Look at Colin’s site.
I was glad to discuss with him and to provide him some photographs he does not have.
Unfortunately, Colin is not a gentleman.
Colin is definitively “out” for me. Sadly…
Thibault.
Thibault,
If Colin wasn’t out for you, I’d worry.
The Bible normally consulted is “The New Jerusalem Bible”, editor Henry Wansbrough, OSB. Unfortunately this part of John is controversial and some believe it to be an interpolation, a defence against fringe groups who were attacking what came to be known as orthodox Christianity. Therefore spirit and matter were united.
The good thing about Hawking is that he is, to a certain extent, open-minded and willing to change his views when there are advances in physics. The Big Bang was proposed by the Belgian physicist and priest Georges Lemaitre, influenced by the Bible, some say. It is still not proven and it is said that there were “quantum fluctuations in a vacuum” before that event. So where do we start?
The theory of the big bang was proven in the 1960s with the discovery of the radiation emitted when hydrogen atoms were formed. This happened 500,000 years after the big bang.
Yes, the theory is said to be well established, however we can be sure there will be refinements because we simply cannot have any certainty about the real beginning.See the ending of #20
Well if we go beyond Colin’s rather childish behaviour, which doesn’t assist his credibility – he does make – I think – some good arguments re: the line across the chin
Hawking has been a prolific writer, and is an excellent popularizer of difficult scientific concepts.
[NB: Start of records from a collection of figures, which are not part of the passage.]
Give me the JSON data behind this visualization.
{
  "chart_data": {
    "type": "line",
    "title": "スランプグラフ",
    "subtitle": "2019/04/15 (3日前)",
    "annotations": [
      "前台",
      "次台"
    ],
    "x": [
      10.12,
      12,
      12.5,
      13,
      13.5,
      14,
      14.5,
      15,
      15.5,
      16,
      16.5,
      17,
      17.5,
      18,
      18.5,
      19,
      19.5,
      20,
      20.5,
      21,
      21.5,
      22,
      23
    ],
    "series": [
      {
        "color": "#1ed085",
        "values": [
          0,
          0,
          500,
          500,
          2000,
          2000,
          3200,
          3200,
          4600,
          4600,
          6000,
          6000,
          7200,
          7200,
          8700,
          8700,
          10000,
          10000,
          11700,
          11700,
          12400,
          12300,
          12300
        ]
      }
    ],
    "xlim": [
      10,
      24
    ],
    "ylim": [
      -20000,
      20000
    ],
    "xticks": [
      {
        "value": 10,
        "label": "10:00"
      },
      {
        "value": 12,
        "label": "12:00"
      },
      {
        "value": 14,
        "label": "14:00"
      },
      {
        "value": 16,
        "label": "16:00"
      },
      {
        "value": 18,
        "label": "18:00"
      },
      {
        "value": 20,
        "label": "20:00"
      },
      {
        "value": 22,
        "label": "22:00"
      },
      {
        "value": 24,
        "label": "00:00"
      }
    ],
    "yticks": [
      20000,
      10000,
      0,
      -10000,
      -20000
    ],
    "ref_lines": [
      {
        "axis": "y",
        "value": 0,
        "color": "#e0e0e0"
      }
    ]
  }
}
He is also amenable to modifying his views when that is where his science takes him. I have a copy of his “Brief History of Time”, published in 1996, but which I expect even now is somewhat dated. It is a beautifully illustrated book, with excellent graphics and is worthwhile even for its historic sections on the various pioneers in cosmology, as well as for presenting the various concepts. He has quite a lot to say about the “anthropic principle”, and poses several leading questions.
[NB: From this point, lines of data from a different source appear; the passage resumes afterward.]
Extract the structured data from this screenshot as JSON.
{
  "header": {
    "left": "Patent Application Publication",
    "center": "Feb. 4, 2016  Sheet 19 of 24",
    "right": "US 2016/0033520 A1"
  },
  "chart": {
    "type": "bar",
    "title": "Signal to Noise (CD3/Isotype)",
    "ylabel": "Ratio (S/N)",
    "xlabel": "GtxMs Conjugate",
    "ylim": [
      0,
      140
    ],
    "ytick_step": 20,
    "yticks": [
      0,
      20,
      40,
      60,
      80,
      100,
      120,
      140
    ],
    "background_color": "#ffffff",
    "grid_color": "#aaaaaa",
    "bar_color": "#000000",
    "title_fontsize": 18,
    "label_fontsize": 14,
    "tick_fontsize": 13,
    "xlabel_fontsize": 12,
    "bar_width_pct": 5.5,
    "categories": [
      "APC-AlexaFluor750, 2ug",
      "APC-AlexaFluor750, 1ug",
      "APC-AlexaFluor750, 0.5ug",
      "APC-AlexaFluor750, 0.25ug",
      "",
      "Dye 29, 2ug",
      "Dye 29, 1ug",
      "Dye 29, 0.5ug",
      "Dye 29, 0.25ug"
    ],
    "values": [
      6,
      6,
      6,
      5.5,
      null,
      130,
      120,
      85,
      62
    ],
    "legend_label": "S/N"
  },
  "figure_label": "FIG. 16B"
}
He deals with the discovery of the “background microwave radiation”, the clincher for the “Big Bang”. It was first identified in 1965 by Arno Penzias & Robert Wilson working with the Holmdel N.J. horn antenna. The radiation persisted even after cleaning the pigeon droppings out of the horn and excluding other effects, and was omni-directional. Meanwhile, at nearby Princeton U, Bob Dicke and Jim Peebles deduced from George Gamow’s model of the early universe, that there should be background microwave radiation. They were preparing to look for it when the work of Enzias & Wilson came to light. But it was Enzias & Wilson who received the 1978 Nobel prize, not Dicke & Peebles and not even Gamow.
The initial expansion was extremely rapid. Initially beginning at the point of singularity quantum effects make the laws of physics unknown. At 10^(-47) seconds, temperature is 10^32 deg K and commences the “Grand Unification Theory (GUT) epoch”. At 10^(-34) seconds, temperature is 10^27 deg and commences the quark-antiquark epoch. At 10^(-10) seconds, temperature is 10^15 deg and we have the formation of protons, neutrons and mesons, quarks are confined and anti-quarks disappear. At 1 second, temperature is 10^10 deg, protons and neutrons bind together as nuclei of hydrogen, helium, lithium and deuterium. At 3 minutes, temp is 10^9 deg, matter and radiation couple together. At 300,000 years, temp has fallen to 3000 deg, matter and radiation decouple as electrons bind together with nuclei. The universe then becomes transparent to the cosmic background radiation. At 1 billion years, clusters of matter form quasars, stars and protogalaxies. Stars burning primordial hydrogen and helium synthesize heavier nuclei. (Brief History of Time – pp 148-149.)